The goal is not permanent cushioning but growing independence. Scaffolding should not remove effort or guarantee success without challenge. Instead, it should illuminate the space where growth is possible, offering layered supports that are intentionally removed as students demonstrate readiness. There will still be imperfect outcomes. A vault won’t always be clean. Deductions happen. That isn’t failure. It’s life.
Life is full of variables we cannot control. Expectations shift. Rubrics change. Outcomes are influenced not only by our effort and ability, but by circumstance and perspective. Learning to accept these realities, and pivot within them, sits at the core of resilience.
The Balance Between Care and Challenge
Cultivating a shared understanding of the role struggle plays in fostering resilience feels more urgent than ever. If we want students to thrive, we must examine our approach through an adaptive lens. This approach asks educators to build perseverance from the outset rather than reacting after discomfort appears. This requires clarity about our goals and a commitment to practices that prioritize grit and determination. It also requires explaining, again and again, that learning is a process, and reengaging with what is difficult is where the most meaningful learning happens.

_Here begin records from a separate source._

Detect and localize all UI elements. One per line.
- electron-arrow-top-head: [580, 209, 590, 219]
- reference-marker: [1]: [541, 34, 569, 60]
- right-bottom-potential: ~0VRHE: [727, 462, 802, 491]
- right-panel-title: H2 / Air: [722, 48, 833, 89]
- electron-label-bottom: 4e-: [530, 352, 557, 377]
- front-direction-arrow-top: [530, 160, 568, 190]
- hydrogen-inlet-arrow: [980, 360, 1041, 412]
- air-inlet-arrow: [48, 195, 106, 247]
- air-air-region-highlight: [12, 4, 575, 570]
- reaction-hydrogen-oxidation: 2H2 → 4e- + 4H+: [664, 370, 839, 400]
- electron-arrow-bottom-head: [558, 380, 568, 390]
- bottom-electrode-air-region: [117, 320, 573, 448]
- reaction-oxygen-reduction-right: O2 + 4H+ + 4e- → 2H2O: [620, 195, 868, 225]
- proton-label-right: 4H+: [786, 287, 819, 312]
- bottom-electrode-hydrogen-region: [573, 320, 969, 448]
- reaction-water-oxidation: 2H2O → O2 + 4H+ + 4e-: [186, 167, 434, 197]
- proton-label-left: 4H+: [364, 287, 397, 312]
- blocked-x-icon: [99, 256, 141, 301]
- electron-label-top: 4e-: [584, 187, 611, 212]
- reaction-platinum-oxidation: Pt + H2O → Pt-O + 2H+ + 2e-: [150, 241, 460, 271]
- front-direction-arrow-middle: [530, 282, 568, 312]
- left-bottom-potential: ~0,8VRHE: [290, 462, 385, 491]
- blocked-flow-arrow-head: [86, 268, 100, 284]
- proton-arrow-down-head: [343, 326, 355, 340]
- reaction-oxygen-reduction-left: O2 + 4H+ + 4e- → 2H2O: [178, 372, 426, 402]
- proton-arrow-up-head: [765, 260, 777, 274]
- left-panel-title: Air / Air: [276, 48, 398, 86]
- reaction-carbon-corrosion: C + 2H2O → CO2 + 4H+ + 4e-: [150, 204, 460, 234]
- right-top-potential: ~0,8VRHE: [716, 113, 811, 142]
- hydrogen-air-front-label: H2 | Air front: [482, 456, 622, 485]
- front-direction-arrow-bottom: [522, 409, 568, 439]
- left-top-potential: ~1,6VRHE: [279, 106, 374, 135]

Administrators play a significant role in this work. How we message to families matters. How we frame struggle as purposeful rather than problematic matters. Standing behind, and at times defending, the experience of learning over the pursuit of a final grade demands clarity, consistency, and a willingness to engage in uncomfortable conversations.
What are we truly trying to accomplish? Which parts of our practice support that aim, and which might stand in the way? When we invite stakeholders, students, parents, and educators to reflect on these questions together, we strengthen both our systems and our capacity to adapt. In the balance between care and challenge lies the foundation of resilience and the kind of learning that endures far beyond the classroom.